The critical digital infrastructure sector continues to enjoy robust growth, noted the Uptime Institute in its report, Five Data Centre Predictions for 2024. The advisory organisation says rapidly evolving technologies will further drive and sustain this trend in 2024 and beyond — but will also create new challenges for operators.
The report highlights challenges including greater scrutiny over sustainability commitments; the adoption of power hungry AI; the need for (and limitations of) direct liquid cooling; the evolution of data centre management software; and the emergence of data centre campuses that redefine the meaning of hyperscale.
Predictions for 2024
1. Operators — prepare for a sustainability reckoning
New reporting laws and toughening requirements will enforce stricter data centre carbon reporting in many countries. These will challenge organisations’ publicly announced sustainability goals and force operators to prove their targets are both realistic and evidence-based. For many, this will be painful and expensive.
2. Demand for AI will have a limited impact on most operators
The fervour around AI has the data centre industry bracing itself for a significant increase in demand, and a need for more power and cooling. While the overall impact on data centres may ultimately be profound, the most demanding services will be delivered only by a few.
For most operators, the impact will be indirect: the immediate challenge is how best to deliver a richer mix of densities and resiliency tiers from the same facility.
3. Data centre software gets smarter, leverages data — at last
Operators have been slow to take advantage of developments in software, connectivity and sensor technologies that can help optimize and automate the running of critical infrastructure.
This is beginning to change, with more operators embracing new tools and the intelligent use of data (including machine learning). However the market is still evolving, and there will be risks from complexity, poor implementation, and tool selection.
4. Direct liquid cooling will not solve efficiency challenges
Operators have great expectations of direct liquid cooling in terms of improving efficiency and sustainability. However, these benefits will be out of reach for many organisations.
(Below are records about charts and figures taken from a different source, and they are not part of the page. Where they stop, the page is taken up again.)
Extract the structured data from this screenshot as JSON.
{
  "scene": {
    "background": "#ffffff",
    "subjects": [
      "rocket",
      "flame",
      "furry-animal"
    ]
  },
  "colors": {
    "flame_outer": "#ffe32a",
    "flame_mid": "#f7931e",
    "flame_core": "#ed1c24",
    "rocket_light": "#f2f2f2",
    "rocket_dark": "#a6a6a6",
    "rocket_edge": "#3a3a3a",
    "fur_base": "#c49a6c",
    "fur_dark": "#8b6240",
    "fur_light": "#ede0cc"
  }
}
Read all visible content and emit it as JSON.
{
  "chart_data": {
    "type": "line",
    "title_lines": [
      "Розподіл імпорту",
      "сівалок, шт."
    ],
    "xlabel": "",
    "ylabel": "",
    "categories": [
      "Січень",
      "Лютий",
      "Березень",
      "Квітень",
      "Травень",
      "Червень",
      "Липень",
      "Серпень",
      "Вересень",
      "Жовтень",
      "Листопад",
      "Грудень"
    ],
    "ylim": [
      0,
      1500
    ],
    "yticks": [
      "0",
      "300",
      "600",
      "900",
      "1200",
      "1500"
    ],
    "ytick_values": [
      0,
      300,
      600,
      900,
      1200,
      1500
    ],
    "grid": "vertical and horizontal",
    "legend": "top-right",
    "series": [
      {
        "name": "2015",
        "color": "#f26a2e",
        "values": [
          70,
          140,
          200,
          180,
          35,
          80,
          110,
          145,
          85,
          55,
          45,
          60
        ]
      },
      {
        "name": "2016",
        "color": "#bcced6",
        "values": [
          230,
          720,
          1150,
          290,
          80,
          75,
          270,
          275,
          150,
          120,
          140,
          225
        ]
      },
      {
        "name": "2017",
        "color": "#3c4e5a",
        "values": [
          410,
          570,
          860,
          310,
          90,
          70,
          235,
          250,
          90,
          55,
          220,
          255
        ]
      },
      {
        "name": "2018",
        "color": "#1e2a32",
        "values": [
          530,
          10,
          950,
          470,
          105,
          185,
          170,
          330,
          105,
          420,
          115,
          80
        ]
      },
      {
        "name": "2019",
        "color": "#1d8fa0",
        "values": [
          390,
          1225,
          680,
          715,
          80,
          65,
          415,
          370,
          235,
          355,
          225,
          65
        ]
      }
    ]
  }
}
A slow rollout of the technology, characterized by mixed environments, constrained optimization, and the continuing requirement for existing systems to run in parallel will limit its contribution to infrastructure efficiency — even if it is necessary.
5. Hyperscale campuses begin to redraw the data centre map
The build-out of new hyperscale colocation campuses, connected by wide-bandwidth fibre, will relieve pressure on traditional data centre hotspots — and, in the long term, lower colocation prices. As a solution to rocketing demand for compute and storage, the hyperscale campus will emerge slowly — with the availability of fibre and power being critical factors.